Giuseppe was born October 1, 1902, in Palermo, Sicily to Antonio Catania and Francesca La Scala. He emigrated to New York City with his parents and older brother in 1903. By 1905 the family consisted of his parents, older brother Calogero (aka "James"), younger brother Andrew, grandparents Calogero Catania and Anna Montala' Catania, and aunts Antonette Catania and Josephine Catania. His father ran a Manhattan bakery, and Giuseppe became known as "Joseph" and "Joe the Baker" in later years.

== Organized crime ==

Giuseppe and Calogero became followers of their uncle Ciro Terranova and the Morello crime family. During Prohibition he took control of the Italian bread industry in the Bronx and achieved some level of notoriety when it was revealed a judicial officer "had been friendly with Terranova and Joseph Catania for years and socialized with them...through the Tepecano Club" and may have been a middleman in judicial corruption.

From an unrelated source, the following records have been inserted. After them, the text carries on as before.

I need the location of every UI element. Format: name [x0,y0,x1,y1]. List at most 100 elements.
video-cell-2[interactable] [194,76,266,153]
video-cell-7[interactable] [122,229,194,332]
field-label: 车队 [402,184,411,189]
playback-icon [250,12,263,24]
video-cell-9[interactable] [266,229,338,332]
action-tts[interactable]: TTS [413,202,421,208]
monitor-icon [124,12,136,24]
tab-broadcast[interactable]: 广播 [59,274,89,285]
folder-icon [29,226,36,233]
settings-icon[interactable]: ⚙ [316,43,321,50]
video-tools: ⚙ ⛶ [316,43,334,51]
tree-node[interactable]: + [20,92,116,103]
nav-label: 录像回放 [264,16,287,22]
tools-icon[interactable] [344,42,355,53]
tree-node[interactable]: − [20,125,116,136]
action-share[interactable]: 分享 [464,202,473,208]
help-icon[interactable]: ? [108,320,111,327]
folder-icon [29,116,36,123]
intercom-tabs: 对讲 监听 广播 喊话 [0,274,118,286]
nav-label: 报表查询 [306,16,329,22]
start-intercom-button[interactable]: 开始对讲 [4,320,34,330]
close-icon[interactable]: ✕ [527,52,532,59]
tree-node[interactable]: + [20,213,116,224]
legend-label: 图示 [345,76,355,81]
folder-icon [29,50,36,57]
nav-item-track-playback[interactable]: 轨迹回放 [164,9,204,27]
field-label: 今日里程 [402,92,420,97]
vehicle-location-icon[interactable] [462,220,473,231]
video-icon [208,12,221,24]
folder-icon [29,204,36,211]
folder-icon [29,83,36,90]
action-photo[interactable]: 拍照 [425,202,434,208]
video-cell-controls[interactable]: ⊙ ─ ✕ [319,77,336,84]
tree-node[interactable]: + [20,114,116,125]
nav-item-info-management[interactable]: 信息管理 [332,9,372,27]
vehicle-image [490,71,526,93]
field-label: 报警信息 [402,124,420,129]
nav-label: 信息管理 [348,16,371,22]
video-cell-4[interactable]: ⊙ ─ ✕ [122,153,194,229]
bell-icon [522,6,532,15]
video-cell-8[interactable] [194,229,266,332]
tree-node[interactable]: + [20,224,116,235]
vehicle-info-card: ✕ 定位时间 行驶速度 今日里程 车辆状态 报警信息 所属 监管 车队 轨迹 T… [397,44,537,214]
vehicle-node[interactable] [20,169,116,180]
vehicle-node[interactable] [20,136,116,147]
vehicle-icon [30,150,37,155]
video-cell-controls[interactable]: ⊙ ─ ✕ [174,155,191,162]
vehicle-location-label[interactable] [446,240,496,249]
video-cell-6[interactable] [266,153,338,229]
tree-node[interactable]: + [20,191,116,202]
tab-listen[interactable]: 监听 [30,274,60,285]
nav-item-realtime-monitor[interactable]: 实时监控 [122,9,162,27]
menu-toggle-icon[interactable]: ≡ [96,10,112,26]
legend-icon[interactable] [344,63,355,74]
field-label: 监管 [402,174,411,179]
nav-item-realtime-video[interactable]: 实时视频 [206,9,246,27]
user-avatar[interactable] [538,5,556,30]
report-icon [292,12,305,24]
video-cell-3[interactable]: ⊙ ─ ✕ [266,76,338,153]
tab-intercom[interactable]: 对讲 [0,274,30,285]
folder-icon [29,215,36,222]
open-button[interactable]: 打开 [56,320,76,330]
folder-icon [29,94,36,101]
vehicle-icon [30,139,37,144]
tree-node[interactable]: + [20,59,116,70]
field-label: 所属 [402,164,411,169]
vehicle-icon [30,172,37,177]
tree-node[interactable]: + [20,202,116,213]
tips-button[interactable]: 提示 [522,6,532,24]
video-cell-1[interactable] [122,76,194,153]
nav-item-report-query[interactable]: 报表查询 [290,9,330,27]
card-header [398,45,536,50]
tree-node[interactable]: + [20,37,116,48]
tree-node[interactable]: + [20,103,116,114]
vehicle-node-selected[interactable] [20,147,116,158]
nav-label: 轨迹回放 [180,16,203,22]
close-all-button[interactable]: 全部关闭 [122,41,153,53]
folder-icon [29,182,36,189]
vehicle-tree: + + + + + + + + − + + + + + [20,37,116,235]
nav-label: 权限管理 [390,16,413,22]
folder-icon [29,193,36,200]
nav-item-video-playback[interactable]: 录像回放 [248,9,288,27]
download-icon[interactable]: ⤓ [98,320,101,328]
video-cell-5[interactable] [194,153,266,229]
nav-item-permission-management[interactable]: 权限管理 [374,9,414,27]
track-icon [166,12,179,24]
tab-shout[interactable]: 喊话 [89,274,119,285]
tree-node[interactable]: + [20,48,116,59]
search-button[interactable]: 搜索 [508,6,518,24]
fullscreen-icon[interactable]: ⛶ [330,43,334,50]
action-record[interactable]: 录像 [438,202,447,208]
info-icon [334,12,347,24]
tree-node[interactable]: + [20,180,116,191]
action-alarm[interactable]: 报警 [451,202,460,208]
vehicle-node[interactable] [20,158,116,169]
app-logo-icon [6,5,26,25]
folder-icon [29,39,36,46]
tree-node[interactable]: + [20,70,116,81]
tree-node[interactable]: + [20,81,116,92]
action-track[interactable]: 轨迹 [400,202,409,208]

In 1930 two separate organized crime factions began attacking each other. Known as the Castellammarese War, it pitted mobsters allied to Salvatore Maranzano against those allied with Joe Masseria. Catania was allied with the latter, had been hijacking Maranano's liquor trucks and ultimately was shot by Maranzano loyalists in front of a candy store in the Bronx on Feb. 3, 1931. His death may have been engineered to bring a speedy conclusion to the Castellammarese War, and he died two days later at Fordham Hospital in New York City. Terranova funded an elaborate funeral, with forty cars to carry the floral displays. He is buried at old St. Raymond's cemetery in the Bronx.